German Economy’s Growth Projections Cut in Half

Germany’s economic outlook has taken a sharp turn due to the impact of rising energy costs. Federal Economy Minister Katherina Reiche, a member of the Christian Democratic Union (CDU), has revised her growth expectations significantly following the escalation of hostilities in the Persian Gulf. During a press briefing in Berlin, she acknowledged the challenges posed by the ongoing conflict, stating that the country’s expansion is now projected to reach just 0.5% this year.

The minister’s January report, which predicted a gradual economic rebound, is no longer valid. At the time, she anticipated a steady recovery after three years of stagnation, but the war has disrupted this trajectory. The Economy Ministry has outlined two possible scenarios: one where the Gulf conflict persists, blocking the Strait of Hormuz, and another where tensions ease, restoring normal trade flows. Reiche admitted that forecasting which path will dominate is uncertain.

“The conflict has economically set us back, and the situation remains highly unstable,” Reiche said.

Reiche highlighted that inflation is expected to climb to 2.8%, driven by surging expenses for fuel, oil, gas, and electricity. She warned that food prices will also increase, adding pressure on households. The minister emphasized that the Middle East war has created uncontrollable energy price shocks, which are now a major drag on the German economy.
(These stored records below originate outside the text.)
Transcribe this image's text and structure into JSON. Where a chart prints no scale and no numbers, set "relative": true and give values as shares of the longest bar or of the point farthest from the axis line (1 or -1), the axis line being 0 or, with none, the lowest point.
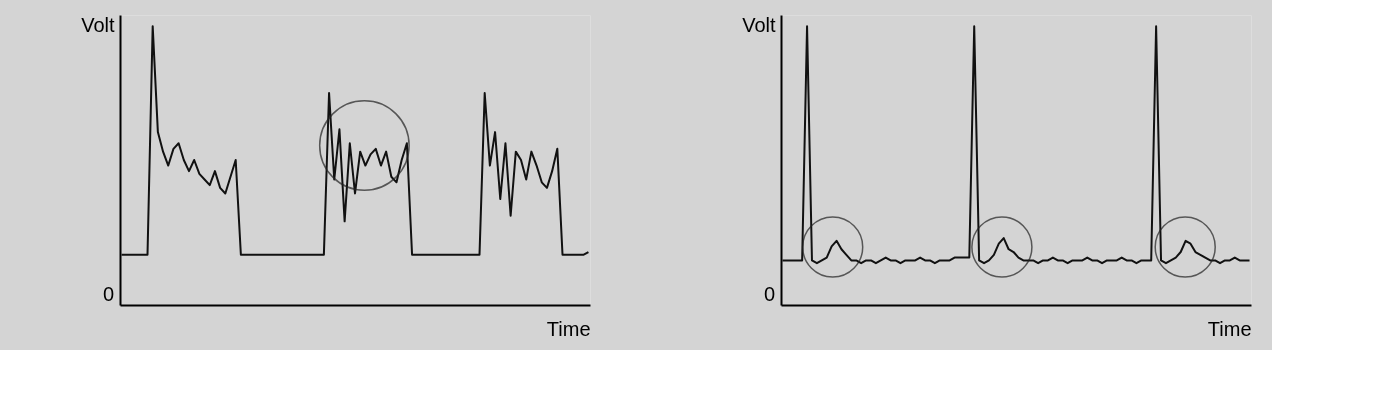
{
  "chart_data": [
    {
      "type": "line",
      "relative": true,
      "ylabel": "Volt",
      "xlabel": "Time",
      "annotations": [
        "0"
      ],
      "line_style": "solid",
      "categories": [
        null,
        null,
        null,
        null,
        null,
        null,
        null,
        null,
        null,
        null,
        null,
        null,
        null,
        null,
        null,
        null,
        null,
        null,
        null,
        null,
        null,
        null,
        null,
        null,
        null,
        null,
        null,
        null,
        null,
        null,
        null,
        null,
        null,
        null,
        null,
        null,
        null,
        null,
        null,
        null,
        null,
        null,
        null,
        null,
        null,
        null,
        null,
        null,
        null,
        null,
        null,
        null,
        null,
        null,
        null,
        null,
        null,
        null,
        null,
        null,
        null,
        null,
        null,
        null,
        null,
        null,
        null,
        null,
        null,
        null,
        null,
        null,
        null,
        null,
        null,
        null,
        null,
        null,
        null,
        null,
        null,
        null,
        null,
        null,
        null,
        null,
        null,
        null,
        null,
        null,
        null
      ],
      "series": [
        {
          "color": "#111111",
          "values": [
            0.18,
            0.18,
            0.18,
            0.18,
            0.18,
            0.18,
            1.0,
            0.62,
            0.55,
            0.5,
            0.56,
            0.58,
            0.52,
            0.48,
            0.52,
            0.47,
            0.45,
            0.43,
            0.48,
            0.42,
            0.4,
            0.46,
            0.52,
            0.18,
            0.18,
            0.18,
            0.18,
            0.18,
            0.18,
            0.18,
            0.18,
            0.18,
            0.18,
            0.18,
            0.18,
            0.18,
            0.18,
            0.18,
            0.18,
            0.18,
            0.76,
            0.45,
            0.63,
            0.3,
            0.58,
            0.4,
            0.55,
            0.5,
            0.54,
            0.56,
            0.5,
            0.55,
            0.46,
            0.44,
            0.52,
            0.58,
            0.18,
            0.18,
            0.18,
            0.18,
            0.18,
            0.18,
            0.18,
            0.18,
            0.18,
            0.18,
            0.18,
            0.18,
            0.18,
            0.18,
            0.76,
            0.5,
            0.62,
            0.38,
            0.58,
            0.32,
            0.55,
            0.52,
            0.45,
            0.55,
            0.5,
            0.44,
            0.42,
            0.48,
            0.56,
            0.18,
            0.18,
            0.18,
            0.18,
            0.18,
            0.19
          ]
        }
      ]
    },
    {
      "type": "line",
      "relative": true,
      "ylabel": "Volt",
      "xlabel": "Time",
      "annotations": [
        "0"
      ],
      "line_style": "solid",
      "categories": [
        null,
        null,
        null,
        null,
        null,
        null,
        null,
        null,
        null,
        null,
        null,
        null,
        null,
        null,
        null,
        null,
        null,
        null,
        null,
        null,
        null,
        null,
        null,
        null,
        null,
        null,
        null,
        null,
        null,
        null,
        null,
        null,
        null,
        null,
        null,
        null,
        null,
        null,
        null,
        null,
        null,
        null,
        null,
        null,
        null,
        null,
        null,
        null,
        null,
        null,
        null,
        null,
        null,
        null,
        null,
        null,
        null,
        null,
        null,
        null,
        null,
        null,
        null,
        null,
        null,
        null,
        null,
        null,
        null,
        null,
        null,
        null,
        null,
        null,
        null,
        null,
        null,
        null,
        null,
        null,
        null,
        null,
        null,
        null,
        null,
        null,
        null,
        null,
        null,
        null,
        null,
        null,
        null,
        null,
        null,
        null
      ],
      "series": [
        {
          "color": "#111111",
          "values": [
            0.16,
            0.16,
            0.16,
            0.16,
            0.16,
            1.0,
            0.16,
            0.15,
            0.16,
            0.17,
            0.21,
            0.23,
            0.2,
            0.18,
            0.16,
            0.16,
            0.15,
            0.16,
            0.16,
            0.15,
            0.16,
            0.17,
            0.16,
            0.16,
            0.15,
            0.16,
            0.16,
            0.16,
            0.17,
            0.16,
            0.16,
            0.15,
            0.16,
            0.16,
            0.16,
            0.17,
            0.17,
            0.17,
            0.17,
            1.0,
            0.16,
            0.15,
            0.16,
            0.18,
            0.22,
            0.24,
            0.2,
            0.19,
            0.17,
            0.16,
            0.16,
            0.16,
            0.15,
            0.16,
            0.16,
            0.17,
            0.16,
            0.16,
            0.15,
            0.16,
            0.16,
            0.16,
            0.17,
            0.16,
            0.16,
            0.15,
            0.16,
            0.16,
            0.16,
            0.17,
            0.16,
            0.16,
            0.15,
            0.16,
            0.16,
            0.16,
            1.0,
            0.16,
            0.15,
            0.16,
            0.17,
            0.19,
            0.23,
            0.22,
            0.19,
            0.18,
            0.17,
            0.16,
            0.16,
            0.15,
            0.16,
            0.16,
            0.17,
            0.16,
            0.16,
            0.16
          ]
        }
      ]
    }
  ]
}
Structural reforms to enhance corporate competitiveness are now more critical than ever, according to Reiche. “Our long-term growth potential is too low, and we must strengthen it,” she stated. The Economy Ministry’s analysis reveals that Germany’s potential growth rate, measured against its GDP, stands at only 0.5%. This, she argued, jeopardizes future economic stability.

Reiche criticized the SPD’s proposals, including a special tax on oil industry profits, calling them risky. “Such measures could push refineries out of Germany,” she said, contrasting her stance with Finance Minister Lars Klingbeil, who supports targeted interventions. She stressed that state aid must be funded through earned revenue, not just handed out without thought.

The European Commission echoed Reiche’s concerns, noting that Germany remains Europe’s weakest performer in growth. The bloc is also reviewing an EU-wide excess profits tax, a policy previously implemented during Russia’s invasion of Ukraine. Legal disputes over that tax, which generated €2.5 billion for Germany, are still unresolved in Luxembourg.

Earlier this spring, leading economic research institutions had already predicted a slowdown, aligning with Reiche’s updated forecast. Timo Wollmersheim of the Ifo Institute in Munich noted that government spending financed by debt is fueling minimal growth, but this strategy carries long-term risks. With energy costs climbing and global supply chains strained, Germany’s path to recovery grows more precarious.